『ロイター通信』は3日(現地時間)、オランダの経済大臣が今月予定されていた中国訪問を突然キャンセルしたと報じた。
その原因はオランダの半導体メーカー・ネクスペリアを巡る対立が続いていることではないかと分析されている。

オランダのビンセント・カレマンス経済相は2日(現地時間)、議会に書簡を送り「日程の都合」で訪中をキャンセルすると通知した。
ただし、ネクスペリア問題の解決のためならいつでも中国と即座に対話する用意があると述べた。
ネクスペリア問題は9月30日、オランダ政府が自国に本社を置く同社の経営権を制御する異例の措置を取ったことから始まった。

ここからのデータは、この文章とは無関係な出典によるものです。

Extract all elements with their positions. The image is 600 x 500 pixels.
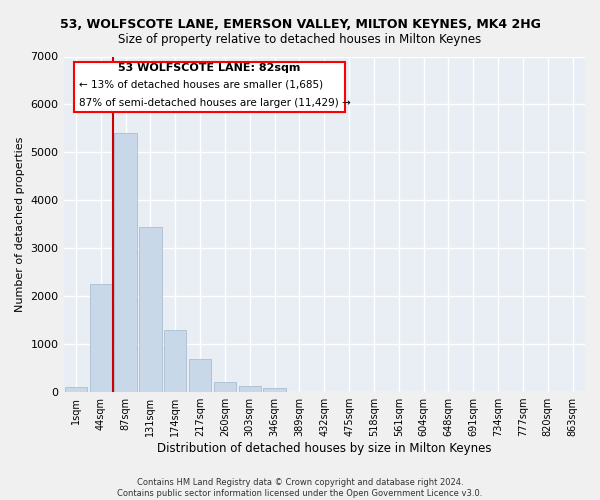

車載用半導体を生産するネクスペリアは、中国の半導体メーカーWingtechが2019年に100%の株式を取得した。オランダ政府は親会社Wingtechがネクスペリアの核心技術と生産施設を中国に移転しようとしていると判断した。これはヨーロッパの経済安全保障に深刻な脅威となる可能性があるというのがオランダ政府の立場だった。

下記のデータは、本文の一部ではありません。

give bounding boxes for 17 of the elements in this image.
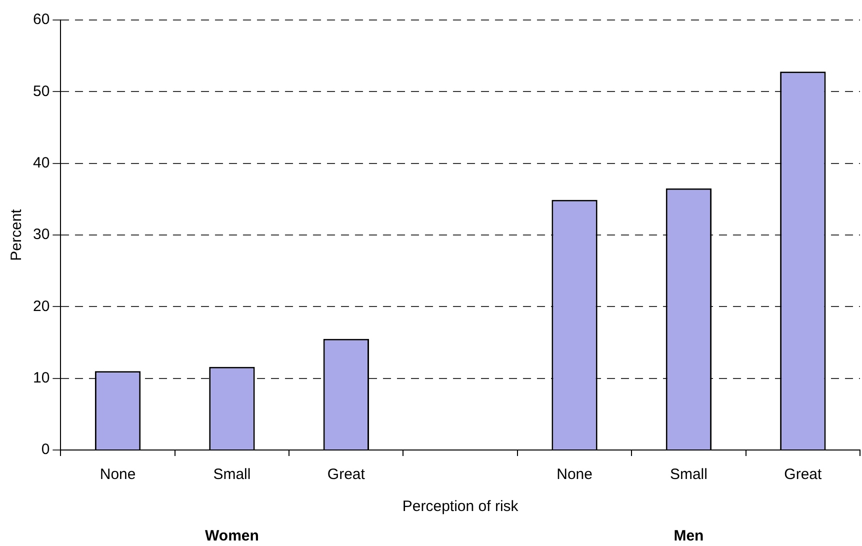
x-tick-label: Great — [784, 466, 822, 484]
x-tick-label: Great — [327, 466, 366, 484]
y-tick-label: 0 — [41, 441, 50, 458]
y-tick-label: 30 — [32, 226, 50, 244]
x-axis-title: Perception of risk — [402, 498, 519, 516]
y-tick-label: 60 — [32, 11, 50, 28]
y-axis-title: Percent — [8, 208, 26, 261]
y-tick-label: 50 — [32, 82, 50, 100]
text: Men — [674, 528, 704, 545]
x-tick-label: Small — [213, 466, 251, 484]
x-tick-label: None — [556, 466, 592, 484]
y-tick-label: 40 — [32, 154, 50, 172]
x-tick-label: Small — [670, 466, 708, 484]
y-tick-label: 20 — [32, 298, 50, 315]
y-tick-label: 10 — [32, 369, 50, 386]
x-tick-label: None — [100, 466, 136, 484]
text: Women — [205, 528, 259, 545]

中国は即座に反撃に出た。ネクスペリアは半導体設計とウェーハ生産はヨーロッパで行うが、最終組立とテストはほとんど中国の工場で行われる。中国政府はこの事実を利用して、中国の工場で生産されたネクスペリア製品の輸出を禁止するカードを切った。
この措置は全世界の自動車産業に衝撃を与えた。ネクスペリアの半導体は最先端ではないが、自動車一台あたり数百個から数千個まで搭載される必須部品だからだ。フォルクスワーゲンやホンダなどの主要自動車メーカーは部品在庫が底をつき、一部の工場の生産ラインを停止せざるを得なかった。
事態がグローバルなサプライチェーン危機に発展する中、米国のドナルド・トランプ大統領と中国の習近平国家主席は10月末韓国釜山(プサン)での会談で和解に合意した。
米国はネクスペリアに直接的な影響を与える制裁の適用を1年間猶予し、中国は輸出制限を緩和することにした。
これを受けてオランダ政府も先月19日、ネクスペリアに対する経営管理措置を一時中断し和解の意思を伝えた。
しかし中国はオランダ政府の経営管理「完全撤回」と裁判所の最高経営者(CEO)職務停止判決の取り消しを要求している。カレマンス経済相の訪中キャンセルはこのような根本的な立場の違いが解消されていないことを示している。
一方、カレマンス経済相は今月5日、オランダ議会でこの件について討論を予定している。